DTL Property Developers Company Limited has broken its silence on the controversial La Forteresse housing project, denying the Public Service Association (PSA) stands to lose $15 million from the sale of the luxurious residential complex.The T&T Guardian has been running an exclusive series on the project, which started in 2006 under the former PSA president Jennifer Baptiste-Primus. The project, which is yet to be completed, was expected to yield a $40 million payout to the PSA.
However, PSA president Watson Duke said last month he was willing to "cut his losses" and accept $25 million from DTL instead of $40 million. He also said that rising building costs had affected the project.Repeated attempts were made by the T&T Guardian prior to the publication of the previous articles to get DTL to explain construction delays and why some of the apartments were being sold twice.
However, general manager Lucien Delpesh refused to answer questions, saying: "As a private organisation DTL Property Developers Company Limited has no comment to advance on any of the queries you have raised."However, in a paid press release yesterday, DTL said it was inaccurate to say that the PSA would lose $15 million from the sale of La Forteresse."The alleged loss indicated relates purely to projected benefits which were revised downwards," the company said.
DTL said the project did not require PSA to engage in any expenditure. It added: "The project has not bought financial distress to the client for the simple reason that the client has not made any cash injection into the project and neither were they required to do so, thus no contingent liability is created."Where legal matters arise, it is the responsibility of the developer to treat with the same as the client is insulated from such risk."

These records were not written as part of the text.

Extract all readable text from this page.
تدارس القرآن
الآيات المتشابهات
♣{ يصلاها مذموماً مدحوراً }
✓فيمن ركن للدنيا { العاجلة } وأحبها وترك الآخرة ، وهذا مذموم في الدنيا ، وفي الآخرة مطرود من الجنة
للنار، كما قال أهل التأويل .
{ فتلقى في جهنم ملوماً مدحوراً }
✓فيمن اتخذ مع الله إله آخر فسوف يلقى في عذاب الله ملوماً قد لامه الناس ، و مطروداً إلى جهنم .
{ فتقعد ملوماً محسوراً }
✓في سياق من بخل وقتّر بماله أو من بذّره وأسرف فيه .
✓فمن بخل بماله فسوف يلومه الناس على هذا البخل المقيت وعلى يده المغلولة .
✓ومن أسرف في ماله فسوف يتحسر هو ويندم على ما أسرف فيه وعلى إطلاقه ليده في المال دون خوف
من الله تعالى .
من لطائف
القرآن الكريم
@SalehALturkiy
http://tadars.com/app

The company also said if the PSA was experiencing financial problems it could not be because of its interest in the project.With regard to the sale of the apartments, DTL said the practice of investors purchasing housing developments prior to construction and selling during construction was normal.The company said it had faced similar challenges as other developers in Port-of-Spain after the global financial collapse of 2008.
Meanwhile, contacted on his cellphone yesterday, Duke said he could not respond to the developers claims because he had not seen the advertisement.He said his decision to accept $25 million from the developer prior to completion was based on several factors so it was not accurate to say the PSA would lose $15 million. He said he would comment further when he saw the DTL statement.